How To Apply for the Medicare Part D Plan

Doctor with elderly couple

Medicare coverage is a notoriously confusing system, even to the health care provider. Unfortunately, the confusion surrounding Medicare Part D Plan is even worse. Many are dismayed and confused by the seeming lack of effort from our government officials to clarify and explain enrollment procedure. I'd like to help make it a bit clearer for you.

Basically, Medicare Part D is the new prescription drug coverage program that offers discounted prices for most prescriptions, both generic and name brand. This program was created to offset the rising cost of medication for seniors on a fixed income. Anyone who is currently enrolled in Medicare Part A or B is eligible to additionally enroll in Medicare Part D insurance.

In a few steps, you can add Part D to your own existing Medicare coverage. It can also be accessed through a Medicare HMO or PPO. Of course, there may be an additional monthly charge for this prescription coverage, to be decided through the modified gross income that is listed on your tax filing. This fee ranges from $15 to $70 per month.

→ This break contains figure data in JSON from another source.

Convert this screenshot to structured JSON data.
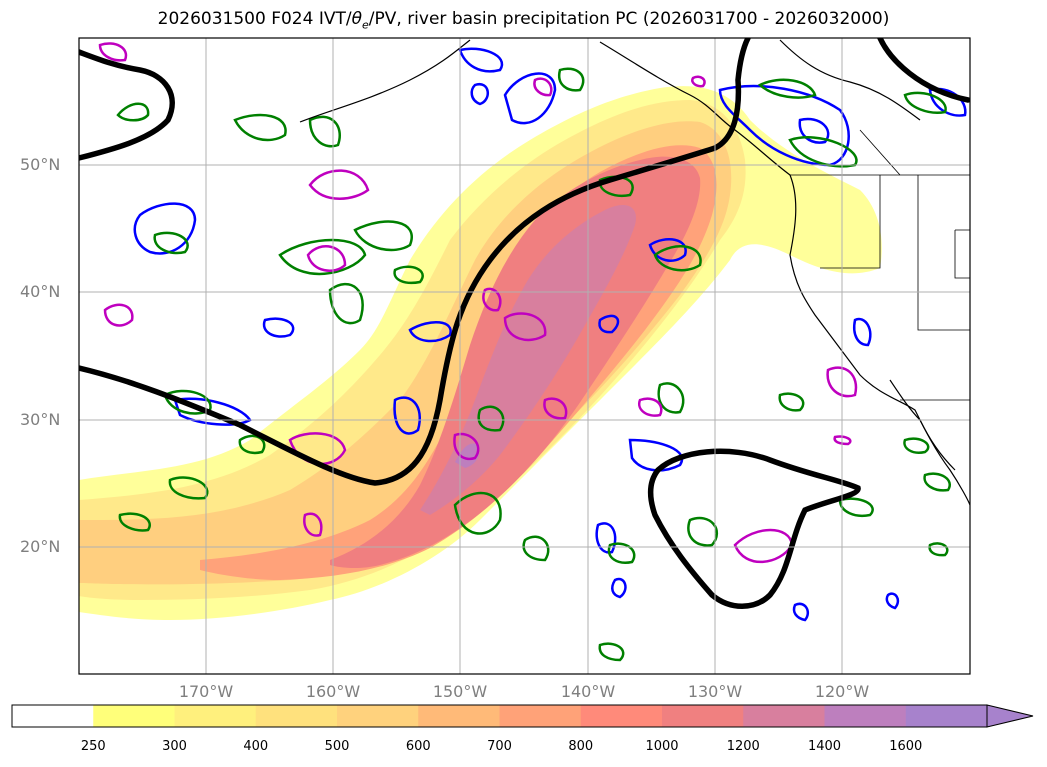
{
  "title": "2026031500 F024 IVT/θe/PV, river basin precipitation PC (2026031700 - 2026032000)",
  "title_parts": {
    "prefix": "2026031500 F024 IVT/",
    "theta": "θ",
    "sub": "e",
    "suffix": "/PV, river basin precipitation PC (2026031700 - 2026032000)"
  },
  "map": {
    "lat_labels": [
      "50°N",
      "40°N",
      "30°N",
      "20°N"
    ],
    "lon_labels": [
      "170°W",
      "160°W",
      "150°W",
      "140°W",
      "130°W",
      "120°W"
    ],
    "lat_range": [
      10,
      60
    ],
    "lon_range": [
      -180,
      -110
    ],
    "grid": true
  },
  "colorbar": {
    "levels": [
      "250",
      "300",
      "400",
      "500",
      "600",
      "700",
      "800",
      "1000",
      "1200",
      "1400",
      "1600"
    ],
    "colors": [
      "#ffffff",
      "#ffff7a",
      "#fff07d",
      "#ffe17d",
      "#ffd27d",
      "#ffba78",
      "#ffa278",
      "#ff8a7a",
      "#f08080",
      "#d87f9e",
      "#bd7fbe",
      "#a782cc"
    ],
    "extend": "max"
  },
  "colors": {
    "theta_e_contour": "#000000",
    "pv_blue": "#0000ff",
    "pv_green": "#008000",
    "pv_magenta": "#bf00bf",
    "coast": "#000000",
    "grid": "#b0b0b0"
  }
}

To help make sense of it all, here are some important tips you should know about Medicare and, more specifically, how to enroll in Medicare Part D insurance:

  • Determine your eligibility. In order to be eligible for Medicare Part D, one must first have Medicare Part A or Part B. Medicare Part A is the hospital insurance that typically pays for inpatient care and, if needed, a skilled nursing facility (if you were recently in the hospital). Medicare Part B is the insurance that covers you when you see your physician or health care provider. And as you know, you must be a citizen of the United States as well as age 65 or older to qualify for Medicare. For both of the aforementioned programs, there are premiums as well as deductibles. These vary based upon whether or not you have other health insurance coverage, and can also vary over time.
  • Start the process. Navigate to the website created for Medicare Part D enrollment that is located here. Choose the option to “Find and Compare Plans” once there. This site will direct you to as much Medicare information as you will need.
  • Consider all the costs associated with each plan. There will be an additional monthly charge for Medicare Part D coverage. This is due to the fact that the plan comes with a monthly charge, deductibles, and co-pays.
  • Avoid the gap. There are some Medicare Part D programs that have a gap in coverage. This means that the cost of all prescriptions is covered until the participant reaches a certain amount in annual expenditures. From that point the customer will have to pay for all medications out of pocket until another amount has been met. 


    As an example of the prescription coverage gap, some companies will cover all costs for prescriptions until the total reaches $2000 in one year. At that point the participant will need to pay for all their own medications until the total amount reaches $4000 in the same year. At that point the medications will once again be completely covered by the insurance. This process will start over the next year.

  • Pick a plan. Once you have found the right plan you can enroll online. You can do so 3 months after enrolling in Medicare for the first time. For all other Medicare members there is an annual deadline, during which you will be able to enroll within the enrollment period beginning November 15 and ending December 31 of every year.

My advice is, get in direct touch with a government Medicare center. There are no secrets about this program: as long as you have both Medicare Part A and Medicare Part B, you can enroll in Medicare Part D. You don't have to call one of the many companies offering coverage. Just get in touch with The Centers for Medicare and Medicaid Services (CMS) for the clearest information.

If you do choose to call one of the many companies offering Medicare Prescription coverage (Medicare Part D), you will be talking with a representative of that company. It's a jungle out there and these people will not help you cut through the thicket to see what's best for you. That's why I recommend that before you call one of the many companies that are using clever sales methods, contact your Medicare office first. You could save time and money!

The representatives of the Medicare administration are trained to discuss Medicare benefits and help you decide which plan is best for you, given all the options offered to you as well as your needs. The personnel at Medicare will assist you in comparing the prices of the many companies, provide information about them with respect to their hidden fees, and generally look out for your best interest. To save money and prevent potential heartache, it may be best to contact Medicare directly as opposed to choosing one of the several companies that are marketing their own plans on television and other media.